If you have been denied for a loan, you are able to request a copy of your credit report. At this point, you should review it to figure out what factors may be pulling your score down. In fact, you may even be doing things to hurt your credit and don’t even know it. Some of the common reasons for a low score are:
- late payments
- too many open accounts
- too many recent credit inquiries
- old accounts still reporting
- collection accounts
It can be complicated and confusing to figure out the best plan to clean up your credit and take steps to increase your score. You may even need to get some professional help to rebuild your credit.
Perhaps you are just starting out and you don’t have much of a credit history at all. A lack of previous creditors reporting on you can actually keep you from getting credit because a potential creditor can’t fully assess your ability or willingness to pay a loan back.
Not enough income
The amount of credit that a potential creditor is willing to extend to you is directly proportionate to the amount of income that you earn each month. Even if you pay your bills on time, you must be able to prove that you have the ability to continue making payments in the future. Showing a substantial, steady income is one indicator to a potential creditor that you have the ability to pay your future obligations.
High debt ratio
Do you have too much debt? Even if you are able to pay your bills on time, if you feel like your budget is stretched each month, it may be because your debt ratio is too high. Having a high debt ratio means that your expenses are high in relation to the amount of income that you have coming in.
Take steps to make sure you are creditworthy
If you have recently been denied for a loan, don’t worry. There are steps that you can take to clean up your credit and increase your score.
Rebuild your credit
If you have late payments or collection accounts that are currently showing on your credit report, it may take some time to get all that cleared up. If you have inaccurate items showing up on your credit report, start the process of getting those cleared off immediately—because getting those resolved can take several weeks, or even a few months. If you are making late payments, you need to work on budgeting your money each month to prioritize paying your bills on time and then spending money on the “wants.” If you write down what you are actually spending your money on each month, you may be surprised at how many things you are buying that aren’t necessary. So, if you can cut a few of those items and focus on getting your current bills paid in a timely manner, you can start to increase your credit score.
Create a credit history
If you are just starting out and building a credit history from ground zero, you may have been denied for credit due to a lack of creditors reporting on you. So to fix this, you want to open a few accounts to have creditors that will be reporting on you each and every month. But don’t just start opening accounts. Opening too many accounts to at once can actually harm your credit. You want to build slowly and positively. In order to to that, a good idea would be to open once credit card (perhaps one that offers points or rewards) and use that card to charge some of the items that you may be paying for in cash right now, such as gas or groceries. Then, make sure that you pay that credit card off each month and make sure that the payment is made on time.
Get a co-borrower
Whether you are lacking credit history or don’t have enough income to get financing on your own, you may need a co-borrower. Make sure to choose a responsible co-borrower, such as a parent, who can add you on to an account, or even help you with financing your first car, so that you can start building a credit history. It is important for both you and your co-borrower that the payments are made on time. The payment history will report for both of you, so choose your co-borrower carefully.
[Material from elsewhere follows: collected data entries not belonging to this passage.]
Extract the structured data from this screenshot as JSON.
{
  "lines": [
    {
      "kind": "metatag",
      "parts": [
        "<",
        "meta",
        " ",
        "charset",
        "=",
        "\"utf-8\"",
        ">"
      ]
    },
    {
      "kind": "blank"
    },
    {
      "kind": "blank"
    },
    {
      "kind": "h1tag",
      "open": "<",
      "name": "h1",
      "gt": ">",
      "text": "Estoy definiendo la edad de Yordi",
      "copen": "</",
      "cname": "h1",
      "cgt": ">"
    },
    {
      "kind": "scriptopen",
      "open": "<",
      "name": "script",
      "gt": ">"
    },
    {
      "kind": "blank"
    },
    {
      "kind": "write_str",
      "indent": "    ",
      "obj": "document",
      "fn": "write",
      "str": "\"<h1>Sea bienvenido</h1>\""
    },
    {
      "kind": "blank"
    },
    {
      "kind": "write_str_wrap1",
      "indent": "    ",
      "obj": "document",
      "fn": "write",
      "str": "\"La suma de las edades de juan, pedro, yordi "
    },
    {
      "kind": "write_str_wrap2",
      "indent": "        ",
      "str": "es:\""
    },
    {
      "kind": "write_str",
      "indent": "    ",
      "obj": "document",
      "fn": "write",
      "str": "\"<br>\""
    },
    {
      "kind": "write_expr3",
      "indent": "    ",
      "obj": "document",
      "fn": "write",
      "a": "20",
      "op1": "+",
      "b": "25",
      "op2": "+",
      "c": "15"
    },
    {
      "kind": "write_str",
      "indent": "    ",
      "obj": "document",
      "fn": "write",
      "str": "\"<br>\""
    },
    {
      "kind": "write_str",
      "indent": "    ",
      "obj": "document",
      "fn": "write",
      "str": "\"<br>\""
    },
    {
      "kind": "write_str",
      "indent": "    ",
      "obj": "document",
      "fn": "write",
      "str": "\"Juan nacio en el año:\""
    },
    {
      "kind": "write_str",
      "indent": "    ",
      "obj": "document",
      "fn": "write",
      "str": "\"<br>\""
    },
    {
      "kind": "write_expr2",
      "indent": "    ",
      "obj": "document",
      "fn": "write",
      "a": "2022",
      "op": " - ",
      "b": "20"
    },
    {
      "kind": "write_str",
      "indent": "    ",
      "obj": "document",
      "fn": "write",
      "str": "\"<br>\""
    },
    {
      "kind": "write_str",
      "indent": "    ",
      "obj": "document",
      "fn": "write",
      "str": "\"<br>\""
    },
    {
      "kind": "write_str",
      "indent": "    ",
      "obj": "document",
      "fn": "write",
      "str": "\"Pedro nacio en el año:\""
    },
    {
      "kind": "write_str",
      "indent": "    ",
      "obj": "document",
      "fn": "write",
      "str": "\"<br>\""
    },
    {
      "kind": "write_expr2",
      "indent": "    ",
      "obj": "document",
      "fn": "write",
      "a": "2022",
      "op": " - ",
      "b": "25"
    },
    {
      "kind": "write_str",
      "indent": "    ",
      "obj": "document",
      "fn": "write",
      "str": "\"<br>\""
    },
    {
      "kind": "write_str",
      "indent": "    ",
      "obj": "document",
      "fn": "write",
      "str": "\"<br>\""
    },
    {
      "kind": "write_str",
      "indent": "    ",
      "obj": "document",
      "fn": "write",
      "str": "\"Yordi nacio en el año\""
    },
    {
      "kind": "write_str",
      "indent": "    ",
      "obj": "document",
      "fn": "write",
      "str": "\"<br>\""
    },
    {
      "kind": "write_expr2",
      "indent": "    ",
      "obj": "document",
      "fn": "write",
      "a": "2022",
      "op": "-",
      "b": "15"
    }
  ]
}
Pay down some of your debt
If you were denied because you have too much debt, or a debt ratio that is too high, you probably should focus on paying down some of the current debt that you have before trying to apply for additional debt. You never want to put yourself in a situation that you are over-extending your budget each month. And paying down current accounts that you have, or even paying them off, will increase your credit score because it shows that you are responsible and able to pay for the current debt that you have taken on.